When I left University one of my university friends went into the wine industry. We met up a few years later and said that his nose was more useful than his PhD in Chemistry. Although they had moved towards gas chromatography (which gave you a profile of all of the chemicals in the wine), this was good at telling you if there were bad chemicals in the brew, but not if it would be a good vintage, for that they needed the human nose.
My father would tune his motorbike by listening to it. He said the bike would tell you when you had tuned it just right, and got it “in the sweet spot”. These days you plug the computer in and the computer tells you what to do. A friend of mine had an expensive part replaced, because the computer said so. A week later he took the car back to the garage because the computer “knew” there was a problem with the same expensive part, and said it should be replaced. This time the more experienced mechanic cleaned a sensor and solved the problem. Computers do not always know best.
When I first started in the performance role, the RMF performance reports were bewildering. These reports were lots of numbers in a small font (so you needed your glasses). Worse than that, they had several reports on the same page, and to a novice there was a blur of numbers. Someone then helped me with comments like, you can ignore all the data, except for this number 3 inches in and 4 inches down. That should be less than 95%. On this other page – check this column is zeros, and so on. As you gain more experience in performance, you get to know the “smell” of the data. It just needs a quick sniff test to check things are OK. If not, then it takes more time to dig into the data.
There are many tools for processing the SMF data and printing out reports full of numbers, but they add little value. “The disconnect time is 140 microseconds” – is this good, or is it bad, it better than a disconnect time of 100?. If the tools were smart enough to say “The disconnect time is 140 microseconds. This value should typically be zero” then this give you useful information instead of just data.
If you think that they could control the Starship Enterprise from one operations desk, they clearly did not have all of the raw data displayed. It must have been smart enough to report “The impulse engines are running hot: colour red, suggest you reduce power”, because that is what Scottie the engineer kept saying.
If there were smart reports of the problems rather than just displaying data, it would reduce the skill needed to interpret reports, and the need for the performance analyst’s glasses. Producing these smart reports is difficult and needs experience to know what is useful, and what is just confusing.

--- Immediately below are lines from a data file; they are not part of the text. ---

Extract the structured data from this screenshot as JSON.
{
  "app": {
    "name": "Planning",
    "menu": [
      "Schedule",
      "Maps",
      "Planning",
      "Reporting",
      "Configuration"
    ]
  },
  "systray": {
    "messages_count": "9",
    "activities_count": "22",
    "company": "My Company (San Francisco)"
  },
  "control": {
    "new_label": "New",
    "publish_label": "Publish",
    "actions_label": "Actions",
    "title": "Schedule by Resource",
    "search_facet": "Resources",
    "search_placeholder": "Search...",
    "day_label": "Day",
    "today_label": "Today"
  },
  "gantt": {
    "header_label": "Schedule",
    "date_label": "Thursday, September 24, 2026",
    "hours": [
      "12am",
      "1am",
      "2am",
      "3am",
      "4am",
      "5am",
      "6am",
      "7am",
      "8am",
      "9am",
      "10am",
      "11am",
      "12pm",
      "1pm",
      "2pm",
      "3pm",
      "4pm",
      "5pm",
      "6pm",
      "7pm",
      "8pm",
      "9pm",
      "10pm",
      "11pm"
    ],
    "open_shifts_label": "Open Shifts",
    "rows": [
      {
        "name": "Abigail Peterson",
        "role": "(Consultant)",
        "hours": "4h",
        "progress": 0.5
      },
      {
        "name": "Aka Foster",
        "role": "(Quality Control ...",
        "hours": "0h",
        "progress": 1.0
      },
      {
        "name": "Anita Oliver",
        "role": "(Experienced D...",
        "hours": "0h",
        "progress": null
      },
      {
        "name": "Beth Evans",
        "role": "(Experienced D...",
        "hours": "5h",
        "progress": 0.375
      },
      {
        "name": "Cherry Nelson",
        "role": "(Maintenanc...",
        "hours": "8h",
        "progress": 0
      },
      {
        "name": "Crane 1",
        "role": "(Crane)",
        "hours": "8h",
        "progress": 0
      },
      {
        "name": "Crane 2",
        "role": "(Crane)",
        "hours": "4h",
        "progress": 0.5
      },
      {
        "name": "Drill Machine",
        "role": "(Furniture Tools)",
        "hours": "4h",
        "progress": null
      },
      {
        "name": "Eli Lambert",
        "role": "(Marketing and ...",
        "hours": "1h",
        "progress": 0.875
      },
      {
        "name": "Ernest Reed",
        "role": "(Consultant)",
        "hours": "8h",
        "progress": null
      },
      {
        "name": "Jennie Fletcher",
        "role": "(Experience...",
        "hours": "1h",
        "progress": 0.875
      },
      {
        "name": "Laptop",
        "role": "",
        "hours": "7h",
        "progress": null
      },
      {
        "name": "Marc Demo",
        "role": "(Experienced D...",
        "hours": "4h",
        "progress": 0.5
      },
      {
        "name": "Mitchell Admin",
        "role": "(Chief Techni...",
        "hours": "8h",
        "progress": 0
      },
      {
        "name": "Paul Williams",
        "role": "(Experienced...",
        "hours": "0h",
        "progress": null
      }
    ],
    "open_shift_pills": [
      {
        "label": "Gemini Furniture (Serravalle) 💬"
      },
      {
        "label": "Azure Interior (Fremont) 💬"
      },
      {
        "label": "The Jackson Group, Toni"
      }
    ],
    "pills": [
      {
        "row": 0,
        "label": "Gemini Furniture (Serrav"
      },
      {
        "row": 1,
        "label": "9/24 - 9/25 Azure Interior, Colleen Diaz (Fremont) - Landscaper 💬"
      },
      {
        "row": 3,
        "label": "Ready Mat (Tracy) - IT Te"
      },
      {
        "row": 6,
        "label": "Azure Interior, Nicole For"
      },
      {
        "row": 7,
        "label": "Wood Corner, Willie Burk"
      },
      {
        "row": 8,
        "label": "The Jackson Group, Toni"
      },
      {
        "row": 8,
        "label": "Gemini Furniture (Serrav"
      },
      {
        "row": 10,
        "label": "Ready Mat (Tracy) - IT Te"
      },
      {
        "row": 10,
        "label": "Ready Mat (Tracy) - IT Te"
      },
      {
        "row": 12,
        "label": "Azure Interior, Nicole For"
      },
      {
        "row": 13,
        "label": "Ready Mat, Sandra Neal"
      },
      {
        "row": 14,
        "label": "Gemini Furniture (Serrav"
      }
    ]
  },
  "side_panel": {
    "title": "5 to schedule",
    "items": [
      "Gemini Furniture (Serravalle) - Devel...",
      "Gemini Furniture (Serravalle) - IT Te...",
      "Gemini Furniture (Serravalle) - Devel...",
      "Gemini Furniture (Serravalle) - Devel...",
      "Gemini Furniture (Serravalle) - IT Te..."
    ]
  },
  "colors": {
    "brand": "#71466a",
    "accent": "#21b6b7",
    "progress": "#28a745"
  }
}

Sometimes it feels like the statistics produced have not been thought through. One example I recently experienced; there is a counter of the number of reads+writes to disk rather than cache. For reads, there should be no reads from disk. For writes, it may be good to write directly to disk, and not flood the cache. Instead of one number for reads, and one number for write, there is one number for both. So If I had 10 disk reads, 10 disk writes and 10 disk accesses – is this good or bad ? I don’t know. This is not a head banging problem, as you usually have only reads or only writes – but not both. I just had to use my nose, 10 million would be a problem, just 10 – not a problem, and I’ll still need my glasses.